Published March 21, 2017, 10:01 PM By Myrna M. Velasco
Relatively pioneering player Solar Philippines opts to test its business case overseas with planned offshore solar farm developments starting this 2017.
The company has grand ambitions of becoming a leading solar industry player in the world, contemplatively challenging the supremacy of other developed markets that already etched their foothold in the sector.
“Solar Philippines intends for its current projects to give it economies of scale, so it can start expanding internationally by the end of 2017, and make the Philippines a leader for solar energy worldwide,” the company has noted in a statement to the media.
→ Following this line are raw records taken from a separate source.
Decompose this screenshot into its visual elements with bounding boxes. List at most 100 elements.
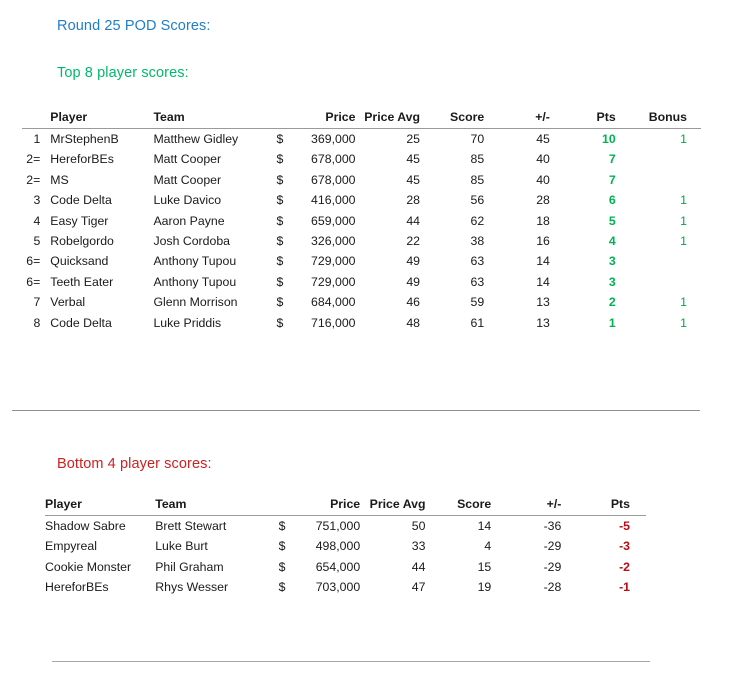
cell-bonus xyxy=(632,272,701,292)
cell-currency: $ xyxy=(278,519,286,533)
cell-team: Luke Priddis xyxy=(153,315,222,330)
column-header-score: Score xyxy=(438,497,502,516)
cell-player: MrStephenB xyxy=(50,132,119,146)
cell-price-avg: 50 xyxy=(411,519,426,533)
cell-plus-minus: -36 xyxy=(543,519,562,533)
cell-player: Quicksand xyxy=(50,254,109,269)
cell-score: 15 xyxy=(477,559,492,574)
column-header-plus-minus: +/- xyxy=(501,497,578,516)
cell-plus-minus: 40 xyxy=(536,152,550,167)
cell-plus-minus: -29 xyxy=(543,539,562,554)
cell-player: Teeth Eater xyxy=(50,274,114,289)
top-section-heading: Top 8 player scores: xyxy=(57,65,189,81)
cell-price-avg: 45 xyxy=(406,152,421,167)
cell-player: Robelgordo xyxy=(50,234,114,249)
cell-price-avg: 33 xyxy=(411,539,426,554)
bottom-table-head: Player Team Price Price Avg Score +/- Pt… xyxy=(45,497,646,516)
table-row: 6= Quicksand Anthony Tupou $729,000 49 63 14 3 xyxy=(22,251,701,271)
cell-bonus: 1 xyxy=(680,213,687,228)
table-row: 1 MrStephenB Matthew Gidley $369,000 25 70 45 1… xyxy=(22,129,701,150)
cell-pts: 10 xyxy=(602,132,616,146)
cell-score: 56 xyxy=(470,193,485,208)
cell-pts: -3 xyxy=(619,539,630,554)
cell-price: 678,000 xyxy=(311,172,356,187)
cell-team: Aaron Payne xyxy=(153,213,225,228)
cell-price-avg: 48 xyxy=(406,315,421,330)
top-table-body: 1 MrStephenB Matthew Gidley $369,000 25 70 45 1… xyxy=(22,129,701,334)
cell-team: Luke Burt xyxy=(155,539,208,554)
cell-team: Luke Davico xyxy=(153,193,222,208)
column-header-bonus: Bonus xyxy=(631,110,701,129)
column-header-plus-minus: +/- xyxy=(494,110,566,129)
cell-currency: $ xyxy=(278,539,286,554)
cell-plus-minus: 16 xyxy=(536,234,550,249)
cell-price: 703,000 xyxy=(315,580,361,595)
column-header-team: Team xyxy=(153,110,271,129)
cell-rank: 7 xyxy=(33,295,41,310)
cell-price: 678,000 xyxy=(311,152,356,167)
cell-currency: $ xyxy=(276,213,284,228)
cell-price: 729,000 xyxy=(311,274,356,289)
cell-price: 729,000 xyxy=(311,254,356,269)
top-scores-table: Player Team Price Price Avg Score +/- Pt… xyxy=(22,110,701,333)
cell-rank: 8 xyxy=(33,315,41,330)
column-header-score: Score xyxy=(433,110,495,129)
cell-pts: -2 xyxy=(619,559,630,574)
column-header-currency xyxy=(270,110,289,129)
column-header-rank xyxy=(22,110,51,129)
column-header-price: Price xyxy=(288,110,356,129)
cell-rank: 2= xyxy=(26,152,41,167)
cell-plus-minus: 28 xyxy=(536,193,550,208)
table-row: Empyreal Luke Burt $498,000 33 4 -29 -3 xyxy=(45,536,646,556)
column-header-price: Price xyxy=(291,497,361,516)
table-row: Cookie Monster Phil Graham $654,000 44 15 -29… xyxy=(45,557,646,577)
cell-score: 63 xyxy=(470,254,485,269)
cell-price-avg: 22 xyxy=(406,234,421,249)
cell-plus-minus: -29 xyxy=(543,559,562,574)
cell-rank: 5 xyxy=(33,234,41,249)
cell-rank: 4 xyxy=(33,213,41,228)
column-header-team: Team xyxy=(155,497,273,516)
cell-pts: 7 xyxy=(608,152,616,167)
cell-price-avg: 44 xyxy=(411,559,426,574)
cell-plus-minus: 18 xyxy=(536,213,550,228)
cell-bonus: 1 xyxy=(680,234,687,249)
top-table-head: Player Team Price Price Avg Score +/- Pt… xyxy=(22,110,701,129)
bottom-scores-table: Player Team Price Price Avg Score +/- Pt… xyxy=(45,497,646,598)
cell-bonus xyxy=(632,251,701,271)
cell-price-avg: 45 xyxy=(406,172,421,187)
cell-rank: 6= xyxy=(26,274,41,289)
cell-bonus: 1 xyxy=(680,315,687,330)
cell-rank: 2= xyxy=(26,172,41,187)
cell-player: Easy Tiger xyxy=(50,213,109,228)
cell-team: Matthew Gidley xyxy=(153,132,239,146)
cell-score: 14 xyxy=(477,519,492,533)
cell-score: 59 xyxy=(470,295,485,310)
cell-score: 85 xyxy=(470,152,485,167)
cell-team: Rhys Wesser xyxy=(155,580,229,595)
cell-player: MS xyxy=(50,172,69,187)
cell-player: Cookie Monster xyxy=(45,559,132,574)
cell-price-avg: 25 xyxy=(406,132,421,146)
table-row: 8 Code Delta Luke Priddis $716,000 48 61 13 1 1 xyxy=(22,313,701,333)
cell-player: HereforBEs xyxy=(50,152,114,167)
table-header-row: Player Team Price Price Avg Score +/- Pt… xyxy=(22,110,701,129)
cell-score: 70 xyxy=(470,132,485,146)
cell-price: 326,000 xyxy=(311,234,356,249)
cell-price-avg: 49 xyxy=(406,254,421,269)
table-row: 2= MS Matt Cooper $678,000 45 85 40 7 xyxy=(22,170,701,190)
cell-price: 684,000 xyxy=(311,295,356,310)
cell-plus-minus: 14 xyxy=(536,274,550,289)
cell-player: Shadow Sabre xyxy=(45,519,126,533)
cell-pts: 7 xyxy=(608,172,616,187)
cell-plus-minus: 13 xyxy=(536,315,550,330)
cell-plus-minus: -28 xyxy=(543,580,562,595)
cell-price: 416,000 xyxy=(311,193,356,208)
cell-price-avg: 44 xyxy=(406,213,421,228)
cell-rank: 6= xyxy=(26,254,41,269)
cell-pts: 5 xyxy=(608,213,616,228)
cell-currency: $ xyxy=(276,193,284,208)
cell-currency: $ xyxy=(276,132,284,146)
column-header-price-avg: Price Avg xyxy=(360,497,439,516)
table-row: 2= HereforBEs Matt Cooper $678,000 45 85 40 7 xyxy=(22,149,701,169)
To its credit, Solar Philippines emerges as the “brave soul player” that has been defying the status quo, or the business model that leans heavily on the industry’s addiction to feed-in-tariff (FIT) subsidies.
Solar Philippines just broke ground last week for its another greenfield development of 150-megawatt solar farm in Concepcion,Tarlac.
For another venture in Tanauan, the company earlier secured a power supply agreement with Manila Electric Company (Meralco) at P5.39 per kilowatt-hour (kWh) pass-on cost to consumers, a considerably higher rate to what Solar Philippines now claims as global cost level of R2.00 to R3.00 per kWh, but of which it sees attainable with vertical integration of solar panels’ production facility into its whole chain of operations.
Solar Philippines President Leandro Leviste stated that “vertical integration is the key to making solar cost-competitive.” The company said it will be manufacturing solar panels at its factory at the First Philippine Industrial Park in Batangas.
He stressed “if others ask why our costs are so low, it’s because the process for development, construction and equipment supply in the Philippines has until now been very inefficient. We are simply bringing our costs closer to other markets, where solar is now an average P2.00 to P3.00 per kWh.”
The company still pits itself as a competitor to coal-fired power generation, currently the country’s biggest source of baseload capacity.
Solar Philippines’ apparent aim would be to dislodge part of coal’s pie in the energy mix by integrating storage into its project development milieu so it can hurdle the “intermittency” issue of solar farm developments.
“Without even factoring the environmental externalities, based purely on direct cost, Solar-plus-Storage is already cheaper than coal, and especially cheaper than diesel and gas,” Leviste said, adding that “we’ll prove that in the market this year, and show you don’t need to choose between economic growth and environmental sustainability.”